‘Caveat emptor’, or buyer beware often requires expert advice when weighing the ‘pro’ or ‘con’ for making a major investment. In other words, looking before you leap is always recommended, so we help an aspiring contractor ‘buy in’ to the business. That same experience in how rules have been interpreted over the decades we’ve assisted contractors won’t satisfy our last inquiry, but it’s our best advice based on ‘expertise’…
Q: I’m in the process of purchasing a Contracting business. I’m going to use the same company name but will be forming a new corporation and applying for a new license. I have a Business degree and many years of experience in the construction industry but it’s been upper level management and I’ve never swung a hammer or supervised laborers out in the field. So I’m worried that I will not qualify to be a Responsible Managing Officer (RMO) on the new license. The RMO for the company I’m purchasing has agreed to Qualify the new license. How long do I need to keep him on the license before I can Qualify to replace him?
A: As you may know, in order to be an RMO or an RME you are required to show at least four years of full time work experience in the trade you are applying for, with one of those years being practical experience. Your Business degree will give you some credit towards those four years, but how much will depend on what classes you took. You also need to take and pass the law and trade exams. However, once you have been listed as an Officer on a license for over five years, you can apply to replace your Qualifier and request a Waiver of the exams. Therefore, how long you keep your Qualifier before replacing him will depend on whether you want to wait for an opportunity to Waive the exams. Good luck in your new venture!

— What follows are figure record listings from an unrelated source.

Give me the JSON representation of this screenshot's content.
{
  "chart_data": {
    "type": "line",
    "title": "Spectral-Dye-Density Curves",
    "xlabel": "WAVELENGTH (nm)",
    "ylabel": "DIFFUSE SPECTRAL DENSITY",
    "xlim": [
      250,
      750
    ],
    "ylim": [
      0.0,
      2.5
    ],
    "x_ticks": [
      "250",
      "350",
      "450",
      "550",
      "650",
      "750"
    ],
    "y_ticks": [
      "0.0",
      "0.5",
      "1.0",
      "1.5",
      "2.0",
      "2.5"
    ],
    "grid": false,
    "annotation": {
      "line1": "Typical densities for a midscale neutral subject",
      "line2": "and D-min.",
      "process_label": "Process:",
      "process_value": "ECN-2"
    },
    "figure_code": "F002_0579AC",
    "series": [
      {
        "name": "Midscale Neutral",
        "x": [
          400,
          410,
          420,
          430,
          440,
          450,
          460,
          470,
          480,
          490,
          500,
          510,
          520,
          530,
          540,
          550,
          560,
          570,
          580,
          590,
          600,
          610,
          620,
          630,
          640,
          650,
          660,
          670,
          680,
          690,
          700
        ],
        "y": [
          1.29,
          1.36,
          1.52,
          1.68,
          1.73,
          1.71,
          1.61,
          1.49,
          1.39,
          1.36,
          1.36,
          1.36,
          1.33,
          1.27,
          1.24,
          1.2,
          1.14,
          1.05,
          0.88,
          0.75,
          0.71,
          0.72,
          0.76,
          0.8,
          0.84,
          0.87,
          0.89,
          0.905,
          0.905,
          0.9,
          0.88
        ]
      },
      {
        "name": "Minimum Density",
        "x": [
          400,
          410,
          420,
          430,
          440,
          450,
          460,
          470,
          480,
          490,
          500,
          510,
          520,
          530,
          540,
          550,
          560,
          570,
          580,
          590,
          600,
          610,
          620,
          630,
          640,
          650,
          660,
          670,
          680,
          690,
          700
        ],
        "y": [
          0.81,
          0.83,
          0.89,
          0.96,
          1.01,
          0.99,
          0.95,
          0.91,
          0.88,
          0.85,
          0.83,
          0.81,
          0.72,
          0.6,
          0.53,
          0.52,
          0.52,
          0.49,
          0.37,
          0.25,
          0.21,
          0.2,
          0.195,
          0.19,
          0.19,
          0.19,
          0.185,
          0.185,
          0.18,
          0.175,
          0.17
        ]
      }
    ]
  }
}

Q: I have been reading your articles from the Builder Exchange’s bulletin and they are really helpful. I am a Sole Proprietor and have a “B” (General Building) and “C-8” (Concrete) license in California. Recently, I read an article about obtaining a Waiver when applying for additional classifications. I have been in the construction business for over 54 years. I do public works mostly school projects. I have done fence and concrete works, however, I don’t have a Fencing license. How can I obtain a “C-13” (Fencing) license without taking an exam?
A: You are correct that under B&P code section 7065.3 the CSLB will allow for a Waiver of certain additional classifications if you can show that the classification you are adding is a significant component, and closely related, to the work you have done over the years. But in our experience at Capitol Services over the years, I believe CSLB is likely to determine that the “C-13” is not a significant portion of work you’ve done with your current licensing. For instance, with your “B” and “C-8” classifications you can build a structure from the ground up, and you mentioned school projects, which means you can build the entire structure from ground-up including framing, drywall, roofing, painting, etc. (“B” work) as well as all foundations, concrete floors, footings, walkways, curbs (“C-8“work). The fence around the structure, in my opinion, would be a small portion of the project that would likely not warrant a Waiver of this exam.